Cancel culture: when celebrity worship goes wrong
- Text by Ayishat Akanbi
- Illustrations by Simon Hayes
The world of online cancel culture is a neverending one. Every week, we manicure our rage into tweets at yet another celebrity who’s fallen short of our political expectations. Once we’ve finished consigning them to the wilderness, we go again.
Terms and conditions of cancellation include fronting ‘problematic’ campaigns (Kendall Jenner and Pepsi), having friendships with public enemies (Kanye West and Donald Trump), and holding ignorant, outdated opinions (Kevin Hart). But these are the less serious crimes. Other controversies such as abuse, discrimination and violence can be met with a more severe online backlash, allowing victims who have spent years suffering in silence to find the courage to expose their abusers.
However, beyond the obvious cases, cancel culture has made things much more complicated. It has changed the way we view our favourite entertainers. For so long, we’ve been convinced that velvet vocal cords, rhyming skills, money, musicianship and good looks award individuals with a refinement that’s lost on us mere mortals. We’ve put talent on a moral purity pedestal.
But it shouldn’t be a surprise when a rapper whose lyrical arsenal comprises of thots, Balenciaga’s, and Grey Goose doesn’t meet our feminist yardsticks. It shouldn’t be shocking when a pop princess whose visuals drip with airbrushing and perfectly packaged happiness doesn’t have an opinion on the conflict in Palestine. While we can’t judge who someone is through their art, we can make rational guesses on who they aren’t.
Ask yourself: do your favourite entertainers rush to give an opinion on political current affairs? Do they have a public affiliation with an organisation committed to social justice? Do they get papped in a modest disguise at protests? More importantly, should they have to? Could it be that you’ve projected a fantasy onto your faves because they belong to your subculture, age group, race or sexual preference? If you’ve answered no to the first set of questions, it’s time to develop the skills to become more critically engaged with what you are digesting.
Nowadays, the social climate is hot. The ability to sing and perform tight choreography at the same time is not enough – now, you’ve got to be woke as fuck too! The desperation to sell records to a streaming society, and the desire to keep people watching TV instead of scrolling through their phones, has many celebrities craving to be part of the wider collective conversation.

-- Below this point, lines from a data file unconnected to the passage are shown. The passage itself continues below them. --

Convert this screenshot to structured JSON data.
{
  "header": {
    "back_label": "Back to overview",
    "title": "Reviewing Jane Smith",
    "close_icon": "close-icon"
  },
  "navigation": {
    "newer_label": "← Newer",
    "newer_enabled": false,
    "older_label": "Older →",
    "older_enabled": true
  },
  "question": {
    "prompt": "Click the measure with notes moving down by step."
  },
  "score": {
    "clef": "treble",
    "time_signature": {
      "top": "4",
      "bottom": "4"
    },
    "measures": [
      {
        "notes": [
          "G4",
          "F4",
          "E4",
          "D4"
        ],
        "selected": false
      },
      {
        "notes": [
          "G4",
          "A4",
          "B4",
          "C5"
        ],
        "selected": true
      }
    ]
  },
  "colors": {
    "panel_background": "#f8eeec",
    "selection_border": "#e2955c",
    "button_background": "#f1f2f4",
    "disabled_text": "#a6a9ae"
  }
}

If they’re accused of staying silent on salient issues, they try to become more political.
When our faves let us down through ignorance and violence we rush to remind strangers of our disapproval. But in the quest for a fairer world, we should remember that the idea of moral and political purity is a figment of the imagination. It does not exist. It is a myth and fairytale, maintained to give us something to aspire to.
When we only celebrate those who are perceived to be powerful instead of thoughtful, we set ourselves up for disappointment. Cancel culture reflects the blind faith we put into the entertainment industries. The celebrities we attack are the face of an invisible institution – one that thrives off the ignorance of talented people. They don’t hold power as much as they hold influence.
The birth of a political awakening is like hearing a song months before it becomes popular. You can’t wait to let everyone know what you only learned the other day. But the compulsion to cancel instead of counsel leaves us fractured. Calling out injustice, sexual abuse, corruption, and industry-protected violence is necessary: institutional oppression thrives off ignorance, so to highlight those ills is a direct threat. But too often we’re aiming at the wrong target.
Where is the line between problematic and ignorance? Most people only care about what they believe affects them: it’s what they’ll have the most research on, the most experience with. But to insult someone who doesn’t live your reality for failing to consider you is to oversimplifying the human experience; humiliating people for insensitive comments they made years ago denies the possibility of change.
Our greatest weapon against power is our attention: where we focus it, and what we choose to disengage from. In light of famous errors, we may learn the value of celebrating people for their ideas instead of their looks and their creative talent. I imagine we’d face less disappointment if we looked more to the work of those committed to addressing our social inequity. But even then, if you were to investigate the histories of even the most prolific activists, you will find chaos. Not because they’re hypocrites – but because they’re human. If the crux of your activism is pointing out the imperfections of others, you may have started spewing some of the very poison you fight against.